Em vídeos e crônicas, o famoso filósofo Luiz Felipe Pondé – que eu admiro muito, aliás – parece citar sempre os mesmos escritores: Fiódor Dostoiévski, William Shakespeare, Liev Tolstói, Nelson Rodrigues, Machado de Assis, Georges Bernanos e mais alguns poucos (não custa lembrar que ele está lançando um curso online sobre literatura, cujo link está aqui). Dostoiévski, então, é uma verdadeira mania para ele: em suas entrevistas da série “Democracia na Teia”, por exemplo, há uma edição gigantesca do grande autor russo atrás de entrevistador e entrevistado – mais do que isso, ele parece sempre pronto a citá-lo a qualquer momento, com ou sem necessidade.
Eu raramente cito qualquer um desses escritores da turma do Pondé. Do Dostoiévski, li “Crime e Castigo” quando adolescente, e “Os irmãos Karamazov”, bem mais tarde. Gostei muito, mas não me marcaram. De Tolstói li mais e gostei mais, mas raramente lembro dele. Machado de Assis é um gênio, claro, mas aqui no Brasil prefiro Lima Barreto (acabei de ler “Recordações do escrivão Isaías Caminha” pela terceira vez dia desses) e Dalton Trevisan. De Shakespeare conheço muito pouco, embora tenha lido “Júlio César” ano passado e tenha amado. Sobre Nelson Rodrigues eu comentei no meu “Verão de 54”: “para ser grande literatura ainda falta um tanto para Nelson Rodrigues”. Bernanos eu conheci recomendado pelo próprio Pondé, gostei muito, mas achei meio confuso.
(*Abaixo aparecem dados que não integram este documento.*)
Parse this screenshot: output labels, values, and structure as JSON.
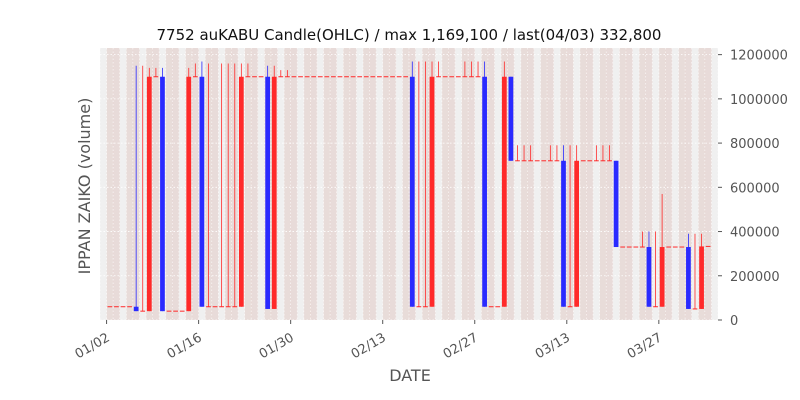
{
  "chart_data": {
    "type": "candlestick",
    "title": "7752 auKABU Candle(OHLC) / max 1,169,100 / last(04/03) 332,800",
    "xlabel": "DATE",
    "ylabel": "IPPAN ZAIKO (volume)",
    "ylim": [
      0,
      1230000
    ],
    "yticks": [
      0,
      200000,
      400000,
      600000,
      800000,
      1000000,
      1200000
    ],
    "ytick_labels": [
      "0",
      "200000",
      "400000",
      "600000",
      "800000",
      "1000000",
      "1200000"
    ],
    "y_axis_side": "right",
    "xticks": [
      "2023-01-02",
      "2023-01-16",
      "2023-01-30",
      "2023-02-13",
      "2023-02-27",
      "2023-03-13",
      "2023-03-27"
    ],
    "xtick_labels": [
      "01/02",
      "01/16",
      "01/30",
      "02/13",
      "02/27",
      "03/13",
      "03/27"
    ],
    "xlim": [
      "2023-01-01",
      "2023-04-05"
    ],
    "grid": true,
    "colors": {
      "up": "#ff2a2a",
      "down": "#2a2aff",
      "background": "#e8e8e8",
      "grid": "#ffffff"
    },
    "candles": [
      {
        "date": "2023-01-02",
        "open": 60000,
        "high": 60000,
        "low": 60000,
        "close": 60000
      },
      {
        "date": "2023-01-03",
        "open": 60000,
        "high": 60000,
        "low": 60000,
        "close": 60000
      },
      {
        "date": "2023-01-04",
        "open": 60000,
        "high": 60000,
        "low": 60000,
        "close": 60000
      },
      {
        "date": "2023-01-05",
        "open": 60000,
        "high": 60000,
        "low": 60000,
        "close": 60000
      },
      {
        "date": "2023-01-06",
        "open": 60000,
        "high": 1150000,
        "low": 40000,
        "close": 40000
      },
      {
        "date": "2023-01-07",
        "open": 40000,
        "high": 1150000,
        "low": 40000,
        "close": 40000
      },
      {
        "date": "2023-01-08",
        "open": 40000,
        "high": 1140000,
        "low": 40000,
        "close": 1100000
      },
      {
        "date": "2023-01-09",
        "open": 1100000,
        "high": 1140000,
        "low": 1100000,
        "close": 1100000
      },
      {
        "date": "2023-01-10",
        "open": 1100000,
        "high": 1140000,
        "low": 40000,
        "close": 40000
      },
      {
        "date": "2023-01-11",
        "open": 40000,
        "high": 40000,
        "low": 40000,
        "close": 40000
      },
      {
        "date": "2023-01-12",
        "open": 40000,
        "high": 40000,
        "low": 40000,
        "close": 40000
      },
      {
        "date": "2023-01-13",
        "open": 40000,
        "high": 40000,
        "low": 40000,
        "close": 40000
      },
      {
        "date": "2023-01-14",
        "open": 40000,
        "high": 1140000,
        "low": 40000,
        "close": 1100000
      },
      {
        "date": "2023-01-15",
        "open": 1100000,
        "high": 1160000,
        "low": 1100000,
        "close": 1100000
      },
      {
        "date": "2023-01-16",
        "open": 1100000,
        "high": 1169100,
        "low": 60000,
        "close": 60000
      },
      {
        "date": "2023-01-17",
        "open": 60000,
        "high": 1160000,
        "low": 60000,
        "close": 60000
      },
      {
        "date": "2023-01-18",
        "open": 60000,
        "high": 60000,
        "low": 60000,
        "close": 60000
      },
      {
        "date": "2023-01-19",
        "open": 60000,
        "high": 1160000,
        "low": 60000,
        "close": 60000
      },
      {
        "date": "2023-01-20",
        "open": 60000,
        "high": 1160000,
        "low": 60000,
        "close": 60000
      },
      {
        "date": "2023-01-21",
        "open": 60000,
        "high": 1160000,
        "low": 60000,
        "close": 60000
      },
      {
        "date": "2023-01-22",
        "open": 60000,
        "high": 1160000,
        "low": 60000,
        "close": 1100000
      },
      {
        "date": "2023-01-23",
        "open": 1100000,
        "high": 1160000,
        "low": 1100000,
        "close": 1100000
      },
      {
        "date": "2023-01-24",
        "open": 1100000,
        "high": 1100000,
        "low": 1100000,
        "close": 1100000
      },
      {
        "date": "2023-01-25",
        "open": 1100000,
        "high": 1100000,
        "low": 1100000,
        "close": 1100000
      },
      {
        "date": "2023-01-26",
        "open": 1100000,
        "high": 1150000,
        "low": 50000,
        "close": 50000
      },
      {
        "date": "2023-01-27",
        "open": 50000,
        "high": 1150000,
        "low": 50000,
        "close": 1100000
      },
      {
        "date": "2023-01-28",
        "open": 1100000,
        "high": 1130000,
        "low": 1100000,
        "close": 1100000
      },
      {
        "date": "2023-01-29",
        "open": 1100000,
        "high": 1130000,
        "low": 1100000,
        "close": 1100000
      },
      {
        "date": "2023-01-30",
        "open": 1100000,
        "high": 1100000,
        "low": 1100000,
        "close": 1100000
      },
      {
        "date": "2023-01-31",
        "open": 1100000,
        "high": 1100000,
        "low": 1100000,
        "close": 1100000
      },
      {
        "date": "2023-02-01",
        "open": 1100000,
        "high": 1100000,
        "low": 1100000,
        "close": 1100000
      },
      {
        "date": "2023-02-02",
        "open": 1100000,
        "high": 1100000,
        "low": 1100000,
        "close": 1100000
      },
      {
        "date": "2023-02-03",
        "open": 1100000,
        "high": 1100000,
        "low": 1100000,
        "close": 1100000
      },
      {
        "date": "2023-02-04",
        "open": 1100000,
        "high": 1100000,
        "low": 1100000,
        "close": 1100000
      },
      {
        "date": "2023-02-05",
        "open": 1100000,
        "high": 1100000,
        "low": 1100000,
        "close": 1100000
      },
      {
        "date": "2023-02-06",
        "open": 1100000,
        "high": 1100000,
        "low": 1100000,
        "close": 1100000
      },
      {
        "date": "2023-02-07",
        "open": 1100000,
        "high": 1100000,
        "low": 1100000,
        "close": 1100000
      },
      {
        "date": "2023-02-08",
        "open": 1100000,
        "high": 1100000,
        "low": 1100000,
        "close": 1100000
      },
      {
        "date": "2023-02-09",
        "open": 1100000,
        "high": 1100000,
        "low": 1100000,
        "close": 1100000
      },
      {
        "date": "2023-02-10",
        "open": 1100000,
        "high": 1100000,
        "low": 1100000,
        "close": 1100000
      },
      {
        "date": "2023-02-11",
        "open": 1100000,
        "high": 1100000,
        "low": 1100000,
        "close": 1100000
      },
      {
        "date": "2023-02-12",
        "open": 1100000,
        "high": 1100000,
        "low": 1100000,
        "close": 1100000
      },
      {
        "date": "2023-02-13",
        "open": 1100000,
        "high": 1100000,
        "low": 1100000,
        "close": 1100000
      },
      {
        "date": "2023-02-14",
        "open": 1100000,
        "high": 1100000,
        "low": 1100000,
        "close": 1100000
      },
      {
        "date": "2023-02-15",
        "open": 1100000,
        "high": 1100000,
        "low": 1100000,
        "close": 1100000
      },
      {
        "date": "2023-02-16",
        "open": 1100000,
        "high": 1100000,
        "low": 1100000,
        "close": 1100000
      },
      {
        "date": "2023-02-17",
        "open": 1100000,
        "high": 1169100,
        "low": 60000,
        "close": 60000
      },
      {
        "date": "2023-02-18",
        "open": 60000,
        "high": 1169100,
        "low": 60000,
        "close": 60000
      },
      {
        "date": "2023-02-19",
        "open": 60000,
        "high": 1169100,
        "low": 60000,
        "close": 60000
      },
      {
        "date": "2023-02-20",
        "open": 60000,
        "high": 1169100,
        "low": 60000,
        "close": 1100000
      },
      {
        "date": "2023-02-21",
        "open": 1100000,
        "high": 1169100,
        "low": 1100000,
        "close": 1100000
      },
      {
        "date": "2023-02-22",
        "open": 1100000,
        "high": 1100000,
        "low": 1100000,
        "close": 1100000
      },
      {
        "date": "2023-02-23",
        "open": 1100000,
        "high": 1100000,
        "low": 1100000,
        "close": 1100000
      },
      {
        "date": "2023-02-24",
        "open": 1100000,
        "high": 1100000,
        "low": 1100000,
        "close": 1100000
      },
      {
        "date": "2023-02-25",
        "open": 1100000,
        "high": 1169100,
        "low": 1100000,
        "close": 1100000
      },
      {
        "date": "2023-02-26",
        "open": 1100000,
        "high": 1169100,
        "low": 1100000,
        "close": 1100000
      },
      {
        "date": "2023-02-27",
        "open": 1100000,
        "high": 1169100,
        "low": 1100000,
        "close": 1100000
      },
      {
        "date": "2023-02-28",
        "open": 1100000,
        "high": 1169100,
        "low": 60000,
        "close": 60000
      },
      {
        "date": "2023-03-01",
        "open": 60000,
        "high": 60000,
        "low": 60000,
        "close": 60000
      },
      {
        "date": "2023-03-02",
        "open": 60000,
        "high": 60000,
        "low": 60000,
        "close": 60000
      },
      {
        "date": "2023-03-03",
        "open": 60000,
        "high": 1169100,
        "low": 60000,
        "close": 1100000
      },
      {
        "date": "2023-03-04",
        "open": 1100000,
        "high": 1100000,
        "low": 720000,
        "close": 720000
      },
      {
        "date": "2023-03-05",
        "open": 720000,
        "high": 790000,
        "low": 720000,
        "close": 720000
      },
      {
        "date": "2023-03-06",
        "open": 720000,
        "high": 790000,
        "low": 720000,
        "close": 720000
      },
      {
        "date": "2023-03-07",
        "open": 720000,
        "high": 790000,
        "low": 720000,
        "close": 720000
      },
      {
        "date": "2023-03-08",
        "open": 720000,
        "high": 720000,
        "low": 720000,
        "close": 720000
      },
      {
        "date": "2023-03-09",
        "open": 720000,
        "high": 720000,
        "low": 720000,
        "close": 720000
      },
      {
        "date": "2023-03-10",
        "open": 720000,
        "high": 790000,
        "low": 720000,
        "close": 720000
      },
      {
        "date": "2023-03-11",
        "open": 720000,
        "high": 790000,
        "low": 720000,
        "close": 720000
      },
      {
        "date": "2023-03-12",
        "open": 720000,
        "high": 790000,
        "low": 60000,
        "close": 60000
      },
      {
        "date": "2023-03-13",
        "open": 60000,
        "high": 790000,
        "low": 60000,
        "close": 60000
      },
      {
        "date": "2023-03-14",
        "open": 60000,
        "high": 790000,
        "low": 60000,
        "close": 720000
      },
      {
        "date": "2023-03-15",
        "open": 720000,
        "high": 720000,
        "low": 720000,
        "close": 720000
      },
      {
        "date": "2023-03-16",
        "open": 720000,
        "high": 720000,
        "low": 720000,
        "close": 720000
      },
      {
        "date": "2023-03-17",
        "open": 720000,
        "high": 790000,
        "low": 720000,
        "close": 720000
      },
      {
        "date": "2023-03-18",
        "open": 720000,
        "high": 790000,
        "low": 720000,
        "close": 720000
      },
      {
        "date": "2023-03-19",
        "open": 720000,
        "high": 790000,
        "low": 720000,
        "close": 720000
      },
      {
        "date": "2023-03-20",
        "open": 720000,
        "high": 720000,
        "low": 330000,
        "close": 330000
      },
      {
        "date": "2023-03-21",
        "open": 330000,
        "high": 330000,
        "low": 330000,
        "close": 330000
      },
      {
        "date": "2023-03-22",
        "open": 330000,
        "high": 330000,
        "low": 330000,
        "close": 330000
      },
      {
        "date": "2023-03-23",
        "open": 330000,
        "high": 330000,
        "low": 330000,
        "close": 330000
      },
      {
        "date": "2023-03-24",
        "open": 330000,
        "high": 400000,
        "low": 330000,
        "close": 330000
      },
      {
        "date": "2023-03-25",
        "open": 330000,
        "high": 400000,
        "low": 60000,
        "close": 60000
      },
      {
        "date": "2023-03-26",
        "open": 60000,
        "high": 400000,
        "low": 60000,
        "close": 60000
      },
      {
        "date": "2023-03-27",
        "open": 60000,
        "high": 570000,
        "low": 60000,
        "close": 330000
      },
      {
        "date": "2023-03-28",
        "open": 330000,
        "high": 330000,
        "low": 330000,
        "close": 330000
      },
      {
        "date": "2023-03-29",
        "open": 330000,
        "high": 330000,
        "low": 330000,
        "close": 330000
      },
      {
        "date": "2023-03-30",
        "open": 330000,
        "high": 330000,
        "low": 330000,
        "close": 330000
      },
      {
        "date": "2023-03-31",
        "open": 330000,
        "high": 390000,
        "low": 50000,
        "close": 50000
      },
      {
        "date": "2023-04-01",
        "open": 50000,
        "high": 390000,
        "low": 50000,
        "close": 50000
      },
      {
        "date": "2023-04-02",
        "open": 50000,
        "high": 390000,
        "low": 50000,
        "close": 332800
      },
      {
        "date": "2023-04-03",
        "open": 332800,
        "high": 332800,
        "low": 332800,
        "close": 332800
      }
    ]
  }
}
Eu tenho uma turminha de escritores que cito sempre, também. Lembro, por exemplo, que parei de ler as colunas de dois críticos de literatura só porque falaram mal de “2666”, de Roberto Bolaño: um deles ainda teve o desplante de escrever que outra obra do chileno, “Os detetives selvagens” – que eu achei ruim – era “mais bem acabado” (ou alguma outra expressão sem sentido) que “2666”.
De todo modo, minha turminha de escritores, fora os que já citei – Lima Barreto, Dalton Trevisan, Roberto Bolaño – tem ainda Patrick Modiano, Gabriel García Márquez, Marcel Proust, Karl Ove Knausgard, Honoré de Balzac, Junichiro Tanizaki, Philip Roth, Thomas Mann, J.M.G. Le Clézio e mais alguns. Tem um outro autor que está na minha turma e na do Pondé, mas ele não foi citado – ainda.
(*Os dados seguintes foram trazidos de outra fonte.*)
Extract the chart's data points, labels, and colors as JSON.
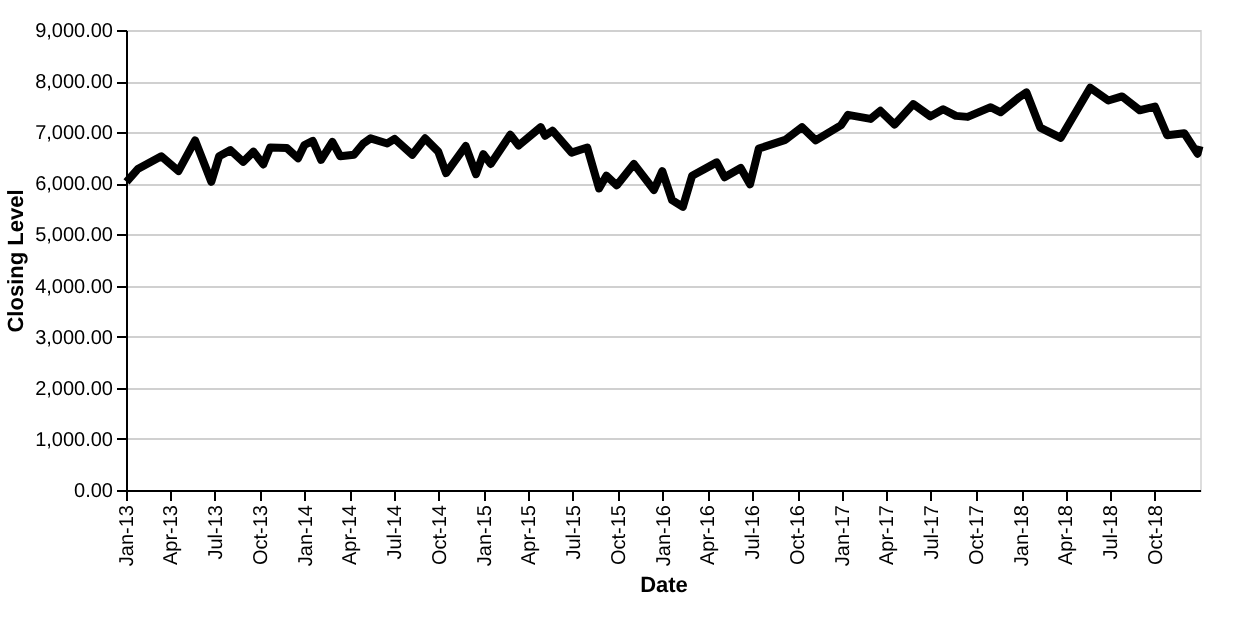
{
  "chart_data": {
    "type": "line",
    "xlabel": "Date",
    "ylabel": "Closing Level",
    "x": [
      "2013-01-02",
      "2013-01-25",
      "2013-03-14",
      "2013-04-18",
      "2013-05-22",
      "2013-06-24",
      "2013-07-10",
      "2013-08-02",
      "2013-08-28",
      "2013-09-18",
      "2013-10-08",
      "2013-10-22",
      "2013-11-25",
      "2013-12-18",
      "2013-12-31",
      "2014-01-17",
      "2014-02-03",
      "2014-02-26",
      "2014-03-14",
      "2014-04-11",
      "2014-04-30",
      "2014-05-15",
      "2014-06-18",
      "2014-07-03",
      "2014-08-08",
      "2014-09-03",
      "2014-09-30",
      "2014-10-16",
      "2014-11-25",
      "2014-12-16",
      "2014-12-31",
      "2015-01-15",
      "2015-02-24",
      "2015-03-13",
      "2015-04-27",
      "2015-05-06",
      "2015-05-21",
      "2015-06-29",
      "2015-07-31",
      "2015-08-24",
      "2015-09-08",
      "2015-09-29",
      "2015-11-03",
      "2015-12-14",
      "2015-12-31",
      "2016-01-20",
      "2016-02-11",
      "2016-03-01",
      "2016-04-20",
      "2016-05-06",
      "2016-06-08",
      "2016-06-27",
      "2016-07-15",
      "2016-09-07",
      "2016-10-11",
      "2016-11-08",
      "2016-12-30",
      "2017-01-13",
      "2017-02-28",
      "2017-03-20",
      "2017-04-18",
      "2017-05-26",
      "2017-06-30",
      "2017-07-26",
      "2017-08-21",
      "2017-09-14",
      "2017-10-31",
      "2017-11-20",
      "2017-12-29",
      "2018-01-12",
      "2018-02-09",
      "2018-03-23",
      "2018-05-22",
      "2018-06-28",
      "2018-07-26",
      "2018-08-31",
      "2018-10-01",
      "2018-10-26",
      "2018-11-30",
      "2018-12-27",
      "2018-12-31"
    ],
    "series": [
      {
        "color": "#000000",
        "values": [
          6030,
          6280,
          6530,
          6240,
          6840,
          6030,
          6530,
          6650,
          6420,
          6620,
          6370,
          6700,
          6690,
          6490,
          6750,
          6830,
          6460,
          6810,
          6530,
          6560,
          6780,
          6880,
          6780,
          6870,
          6560,
          6880,
          6620,
          6200,
          6730,
          6180,
          6570,
          6380,
          6950,
          6740,
          7100,
          6930,
          7030,
          6600,
          6700,
          5900,
          6150,
          5960,
          6380,
          5870,
          6240,
          5670,
          5540,
          6150,
          6410,
          6120,
          6300,
          5980,
          6680,
          6850,
          7100,
          6840,
          7140,
          7340,
          7260,
          7420,
          7150,
          7550,
          7310,
          7450,
          7320,
          7300,
          7490,
          7390,
          7690,
          7780,
          7090,
          6890,
          7870,
          7620,
          7700,
          7430,
          7500,
          6940,
          6980,
          6580,
          6730
        ]
      }
    ],
    "xlim": [
      "2013-01-01",
      "2019-01-01"
    ],
    "xticks": [
      {
        "value": "2013-01-01",
        "label": "Jan-13"
      },
      {
        "value": "2013-04-01",
        "label": "Apr-13"
      },
      {
        "value": "2013-07-01",
        "label": "Jul-13"
      },
      {
        "value": "2013-10-01",
        "label": "Oct-13"
      },
      {
        "value": "2014-01-01",
        "label": "Jan-14"
      },
      {
        "value": "2014-04-01",
        "label": "Apr-14"
      },
      {
        "value": "2014-07-01",
        "label": "Jul-14"
      },
      {
        "value": "2014-10-01",
        "label": "Oct-14"
      },
      {
        "value": "2015-01-01",
        "label": "Jan-15"
      },
      {
        "value": "2015-04-01",
        "label": "Apr-15"
      },
      {
        "value": "2015-07-01",
        "label": "Jul-15"
      },
      {
        "value": "2015-10-01",
        "label": "Oct-15"
      },
      {
        "value": "2016-01-01",
        "label": "Jan-16"
      },
      {
        "value": "2016-04-01",
        "label": "Apr-16"
      },
      {
        "value": "2016-07-01",
        "label": "Jul-16"
      },
      {
        "value": "2016-10-01",
        "label": "Oct-16"
      },
      {
        "value": "2017-01-01",
        "label": "Jan-17"
      },
      {
        "value": "2017-04-01",
        "label": "Apr-17"
      },
      {
        "value": "2017-07-01",
        "label": "Jul-17"
      },
      {
        "value": "2017-10-01",
        "label": "Oct-17"
      },
      {
        "value": "2018-01-01",
        "label": "Jan-18"
      },
      {
        "value": "2018-04-01",
        "label": "Apr-18"
      },
      {
        "value": "2018-07-01",
        "label": "Jul-18"
      },
      {
        "value": "2018-10-01",
        "label": "Oct-18"
      }
    ],
    "ylim": [
      0,
      9000
    ],
    "yticks": [
      {
        "value": 0,
        "label": "0.00"
      },
      {
        "value": 1000,
        "label": "1,000.00"
      },
      {
        "value": 2000,
        "label": "2,000.00"
      },
      {
        "value": 3000,
        "label": "3,000.00"
      },
      {
        "value": 4000,
        "label": "4,000.00"
      },
      {
        "value": 5000,
        "label": "5,000.00"
      },
      {
        "value": 6000,
        "label": "6,000.00"
      },
      {
        "value": 7000,
        "label": "7,000.00"
      },
      {
        "value": 8000,
        "label": "8,000.00"
      },
      {
        "value": 9000,
        "label": "9,000.00"
      }
    ],
    "grid": "y",
    "marker": "none",
    "line_style": "solid"
  }
}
Existe uma autora que acabou entrando na minha turma há uns poucos anos, a escritora e cantora Patti Smith. Em “O ano do macaco” ela conta de sua paixão avassaladora por “2666”, de Roberto Bolaño. Em “Devoção” ela fala de maneira extremamente carinhosa – como só ela consegue fazer – de Patrick Modiano e Simone Weil. Modiano e Bolaño admirados como devem ser! (A Simone Weil, cujas obras nunca li, deve ser muito boa também, haha.) Será que a turma de Patti Smith é parecida com a minha? Espero que sim.
De todo modo, por que a turma de Pondé é diferente da minha e, quem sabe, da da Patti Smith também? Porque, acredito eu, como filósofo, ele quer retirar algum ensinamento, quer “enxergar” algo por trás de uma obra literária. Dostoiévski e o problema da existência. Machado de Assis e o ciúme. Shakespeare e os sentimentos humanos. Nelson Rodrigues e a hipocrisia da classe média. Georges Bernanos e a fé. Tolstói e… sei lá o que ele quer ver em Tolstói.
Já eu e, provavelmente, a Patti Smith, queremos nos deslumbrar com uma obra literária. Não há o que enxergar por trás de “2666”, não há nenhum ensinamento por trás desta maravilha. O livro é apenas isso – uma maravilha. [1]
Antes de terminar, comentei acima que existe um autor que
faz parte da minha turma e da do Pondé: o nome dele é Franz Kafka. Ele deve
admirar o grande autor tcheco pela crítica à burocracia, ou pelo retrato
simbólico do absurdo da existência, ou coisa que o valha. Eu sei que amo Kafka
pela imaginação e pela maravilhosa técnica de contar histórias malucas como se
estivesse fazendo um relatório de empresa de seguros.
[1] Algum engraçadinho pode vir me questionar dizendo que o que está por trás das obras de Balzac, Thomas Mann e Junichiro Tanizaki, da minha turma, sejam respectivamente o dinheiro, a arte e o sexo. O que eu teria em minha defesa? Sei lá, hehe.